Test passes with this patch - thanks a lot Robert ! I was going to ask
you to create a solr issue, but I see you already have, thanks!
No need to create a test I think - put in the new Lucene jars and it
fails, so likely thats good enough. Though it is spooky that the test
passed without the new jars, so perhaps a more targeted test is
warranted after all.
- Mark
Robert Muir wrote:
Index: src/java/org/apache/solr/analysis/CapitalizationFilterFactory.java
===================================================================
--- src/java/org/apache/solr/analysis/CapitalizationFilterFactory.java
(revision
778975)
+++ src/java/org/apache/solr/analysis/CapitalizationFilterFactory.java (working
copy)
@@ -209,7 +209,7 @@
//make a backup in case we exceed the word count
System.arraycopy(termBuffer, 0, backup, 0, termBufferLength);
}
- if (termBuffer.length < factory.maxTokenLength) {
+ if (termBufferLength < factory.maxTokenLength) {
int wordCount = 0;
int lastWordStart = 0;
@@ -226,8 +226,8 @@
}
// process the last word
- if (lastWordStart < termBuffer.length) {
- factory.processWord(termBuffer, lastWordStart,
termBuffer.length - lastWordStart, wordCount++);
+ if (lastWordStart < termBufferLength) {
+ factory.processWord(termBuffer, lastWordStart,
termBufferLength - lastWordStart, wordCount++);
}
if (wordCount > factory.maxWordCount) {
On Thu, Aug 6, 2009 at 10:58 AM, Robert Muir<rcm...@gmail.com> wrote:
Mark, I looked at this and think it might be unrelated to tokenstreams.
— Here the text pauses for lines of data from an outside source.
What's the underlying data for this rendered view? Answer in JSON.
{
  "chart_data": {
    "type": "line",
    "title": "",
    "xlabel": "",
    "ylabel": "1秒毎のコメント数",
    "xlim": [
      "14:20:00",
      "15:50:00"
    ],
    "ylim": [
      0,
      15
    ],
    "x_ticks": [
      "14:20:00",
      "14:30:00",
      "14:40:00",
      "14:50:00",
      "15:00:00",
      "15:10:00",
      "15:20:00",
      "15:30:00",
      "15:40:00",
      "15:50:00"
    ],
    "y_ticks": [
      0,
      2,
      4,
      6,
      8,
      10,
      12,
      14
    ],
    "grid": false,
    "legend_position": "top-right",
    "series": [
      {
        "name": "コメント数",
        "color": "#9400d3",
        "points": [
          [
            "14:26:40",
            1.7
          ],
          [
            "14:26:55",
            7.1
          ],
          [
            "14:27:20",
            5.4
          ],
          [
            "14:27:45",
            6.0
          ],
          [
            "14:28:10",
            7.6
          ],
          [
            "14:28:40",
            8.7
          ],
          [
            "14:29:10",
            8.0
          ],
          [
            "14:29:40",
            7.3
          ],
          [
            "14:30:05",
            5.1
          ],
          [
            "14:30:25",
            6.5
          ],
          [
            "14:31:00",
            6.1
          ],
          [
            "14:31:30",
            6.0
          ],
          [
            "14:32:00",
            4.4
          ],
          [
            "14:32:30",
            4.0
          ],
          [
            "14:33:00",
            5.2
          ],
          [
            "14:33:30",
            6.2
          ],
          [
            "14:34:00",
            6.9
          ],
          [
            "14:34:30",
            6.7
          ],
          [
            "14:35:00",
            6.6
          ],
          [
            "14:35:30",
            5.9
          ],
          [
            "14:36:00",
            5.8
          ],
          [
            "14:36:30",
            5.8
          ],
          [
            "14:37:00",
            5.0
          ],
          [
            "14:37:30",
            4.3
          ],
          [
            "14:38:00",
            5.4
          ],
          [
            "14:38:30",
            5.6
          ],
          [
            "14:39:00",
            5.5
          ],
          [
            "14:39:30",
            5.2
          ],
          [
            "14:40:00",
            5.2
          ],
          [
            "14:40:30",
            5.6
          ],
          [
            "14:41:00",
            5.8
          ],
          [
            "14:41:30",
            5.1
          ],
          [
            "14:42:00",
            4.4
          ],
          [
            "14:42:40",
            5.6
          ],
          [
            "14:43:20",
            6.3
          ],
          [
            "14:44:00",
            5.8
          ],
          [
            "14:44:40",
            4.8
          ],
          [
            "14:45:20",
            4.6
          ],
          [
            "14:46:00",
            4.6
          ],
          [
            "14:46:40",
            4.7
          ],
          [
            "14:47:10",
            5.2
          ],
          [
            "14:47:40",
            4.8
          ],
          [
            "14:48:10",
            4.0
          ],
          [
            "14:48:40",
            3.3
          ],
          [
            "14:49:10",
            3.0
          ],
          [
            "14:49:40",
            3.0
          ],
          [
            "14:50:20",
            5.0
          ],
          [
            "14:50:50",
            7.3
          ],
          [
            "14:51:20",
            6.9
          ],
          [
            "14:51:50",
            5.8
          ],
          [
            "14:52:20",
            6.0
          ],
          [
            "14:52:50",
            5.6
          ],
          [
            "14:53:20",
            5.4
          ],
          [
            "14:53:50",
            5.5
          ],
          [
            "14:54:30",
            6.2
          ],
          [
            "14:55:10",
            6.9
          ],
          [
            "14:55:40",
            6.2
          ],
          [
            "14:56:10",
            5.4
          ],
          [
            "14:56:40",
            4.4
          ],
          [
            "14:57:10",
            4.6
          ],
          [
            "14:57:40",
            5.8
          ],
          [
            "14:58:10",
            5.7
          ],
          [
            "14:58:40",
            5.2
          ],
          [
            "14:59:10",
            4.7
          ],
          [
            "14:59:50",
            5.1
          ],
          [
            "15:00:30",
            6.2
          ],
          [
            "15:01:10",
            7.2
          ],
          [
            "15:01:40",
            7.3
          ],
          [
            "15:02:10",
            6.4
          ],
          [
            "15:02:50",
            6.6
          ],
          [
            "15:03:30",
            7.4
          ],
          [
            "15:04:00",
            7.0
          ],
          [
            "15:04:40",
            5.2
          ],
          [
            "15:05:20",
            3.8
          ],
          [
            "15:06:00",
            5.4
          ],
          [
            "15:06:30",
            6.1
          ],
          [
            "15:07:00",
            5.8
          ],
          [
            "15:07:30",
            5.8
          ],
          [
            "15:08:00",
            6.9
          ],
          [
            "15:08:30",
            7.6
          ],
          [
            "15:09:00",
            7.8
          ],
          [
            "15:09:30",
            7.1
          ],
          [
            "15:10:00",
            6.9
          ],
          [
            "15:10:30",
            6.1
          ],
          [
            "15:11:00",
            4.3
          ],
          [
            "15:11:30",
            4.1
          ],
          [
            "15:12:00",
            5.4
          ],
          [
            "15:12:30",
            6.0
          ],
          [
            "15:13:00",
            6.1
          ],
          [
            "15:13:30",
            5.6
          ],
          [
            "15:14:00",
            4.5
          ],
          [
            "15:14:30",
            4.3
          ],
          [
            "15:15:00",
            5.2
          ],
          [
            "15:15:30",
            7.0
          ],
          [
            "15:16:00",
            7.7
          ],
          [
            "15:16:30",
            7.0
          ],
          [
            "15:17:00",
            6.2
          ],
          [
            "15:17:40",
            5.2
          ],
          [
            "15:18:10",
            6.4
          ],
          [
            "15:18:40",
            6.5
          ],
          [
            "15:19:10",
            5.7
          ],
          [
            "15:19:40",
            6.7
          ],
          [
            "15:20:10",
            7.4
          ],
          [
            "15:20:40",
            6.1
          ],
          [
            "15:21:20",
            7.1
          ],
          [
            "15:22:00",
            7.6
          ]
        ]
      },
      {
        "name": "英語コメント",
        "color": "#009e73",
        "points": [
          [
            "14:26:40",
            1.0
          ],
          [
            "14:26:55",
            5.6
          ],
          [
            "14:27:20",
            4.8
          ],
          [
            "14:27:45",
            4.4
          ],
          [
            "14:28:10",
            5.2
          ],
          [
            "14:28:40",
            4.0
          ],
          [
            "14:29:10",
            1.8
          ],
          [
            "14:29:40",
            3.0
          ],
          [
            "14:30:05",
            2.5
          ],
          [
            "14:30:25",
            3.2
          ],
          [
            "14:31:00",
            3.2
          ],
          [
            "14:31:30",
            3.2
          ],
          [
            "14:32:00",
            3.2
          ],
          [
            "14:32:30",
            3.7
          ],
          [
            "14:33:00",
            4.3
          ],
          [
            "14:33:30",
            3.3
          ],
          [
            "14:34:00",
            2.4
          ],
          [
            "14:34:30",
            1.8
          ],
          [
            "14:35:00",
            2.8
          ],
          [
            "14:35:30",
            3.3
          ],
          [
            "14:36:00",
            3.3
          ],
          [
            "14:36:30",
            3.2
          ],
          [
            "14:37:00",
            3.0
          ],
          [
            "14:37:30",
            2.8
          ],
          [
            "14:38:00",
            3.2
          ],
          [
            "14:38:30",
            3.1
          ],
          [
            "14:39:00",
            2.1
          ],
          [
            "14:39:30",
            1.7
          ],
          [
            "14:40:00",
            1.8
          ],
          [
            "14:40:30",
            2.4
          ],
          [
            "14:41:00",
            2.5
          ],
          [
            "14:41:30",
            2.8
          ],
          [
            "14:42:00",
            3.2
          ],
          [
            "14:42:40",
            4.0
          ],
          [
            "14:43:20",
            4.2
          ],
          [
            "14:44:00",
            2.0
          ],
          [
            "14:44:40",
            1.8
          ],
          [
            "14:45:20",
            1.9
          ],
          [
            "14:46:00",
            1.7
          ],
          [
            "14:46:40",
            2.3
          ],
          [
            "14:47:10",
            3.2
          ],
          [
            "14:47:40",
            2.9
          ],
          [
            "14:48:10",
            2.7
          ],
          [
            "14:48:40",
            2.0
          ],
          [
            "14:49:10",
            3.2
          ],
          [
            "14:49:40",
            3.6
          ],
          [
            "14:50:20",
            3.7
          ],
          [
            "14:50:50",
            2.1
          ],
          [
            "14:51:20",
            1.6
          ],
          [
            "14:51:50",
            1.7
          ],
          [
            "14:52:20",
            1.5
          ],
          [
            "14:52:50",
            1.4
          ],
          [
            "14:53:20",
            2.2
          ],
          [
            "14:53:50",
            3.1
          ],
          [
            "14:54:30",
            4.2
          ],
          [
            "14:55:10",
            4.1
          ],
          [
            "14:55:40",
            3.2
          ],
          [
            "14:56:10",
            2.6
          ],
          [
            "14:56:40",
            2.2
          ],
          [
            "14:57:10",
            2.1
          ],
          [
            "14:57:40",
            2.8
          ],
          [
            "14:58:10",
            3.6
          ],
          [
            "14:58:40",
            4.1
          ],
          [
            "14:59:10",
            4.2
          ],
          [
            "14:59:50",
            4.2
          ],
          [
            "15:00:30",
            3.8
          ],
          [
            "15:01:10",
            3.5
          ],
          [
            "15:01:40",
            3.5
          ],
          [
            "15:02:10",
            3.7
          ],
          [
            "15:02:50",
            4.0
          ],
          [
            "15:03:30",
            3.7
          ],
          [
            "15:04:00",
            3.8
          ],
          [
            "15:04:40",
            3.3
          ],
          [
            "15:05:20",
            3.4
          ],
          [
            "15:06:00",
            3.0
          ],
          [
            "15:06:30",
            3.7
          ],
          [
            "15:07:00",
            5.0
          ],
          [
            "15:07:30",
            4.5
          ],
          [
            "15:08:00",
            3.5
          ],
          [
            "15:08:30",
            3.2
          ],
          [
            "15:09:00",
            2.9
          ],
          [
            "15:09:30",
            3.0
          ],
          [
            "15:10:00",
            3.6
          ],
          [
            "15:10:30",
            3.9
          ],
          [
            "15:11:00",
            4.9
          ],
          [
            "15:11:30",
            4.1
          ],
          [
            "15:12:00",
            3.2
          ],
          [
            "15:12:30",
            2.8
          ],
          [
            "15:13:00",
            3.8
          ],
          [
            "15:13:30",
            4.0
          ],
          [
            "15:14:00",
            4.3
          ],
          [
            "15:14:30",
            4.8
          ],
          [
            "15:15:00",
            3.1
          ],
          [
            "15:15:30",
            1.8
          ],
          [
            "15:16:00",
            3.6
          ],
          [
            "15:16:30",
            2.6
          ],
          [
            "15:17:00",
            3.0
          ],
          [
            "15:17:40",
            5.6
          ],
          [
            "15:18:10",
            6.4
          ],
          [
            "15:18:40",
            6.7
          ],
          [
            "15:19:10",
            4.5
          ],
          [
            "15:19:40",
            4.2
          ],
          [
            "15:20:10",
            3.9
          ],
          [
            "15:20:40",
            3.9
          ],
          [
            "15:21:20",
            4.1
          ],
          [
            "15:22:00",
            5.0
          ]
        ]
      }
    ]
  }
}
I think the length argument being provided to processWord(char[]
buffer, int offset, int length, int wordCount) in that filter might be
incorrectly calculated.
This is the method that checks the keep list.
(There is trailing trash on the end of tokens, even with the previous
version of lucene in Solr).
It just so happens the tokens with trailing trash were ones that were
keep words in the previous version, so the test didnt fail.
different tokens have trailing trash in the current version
(specifically some of the "the" tokens), so its failing now.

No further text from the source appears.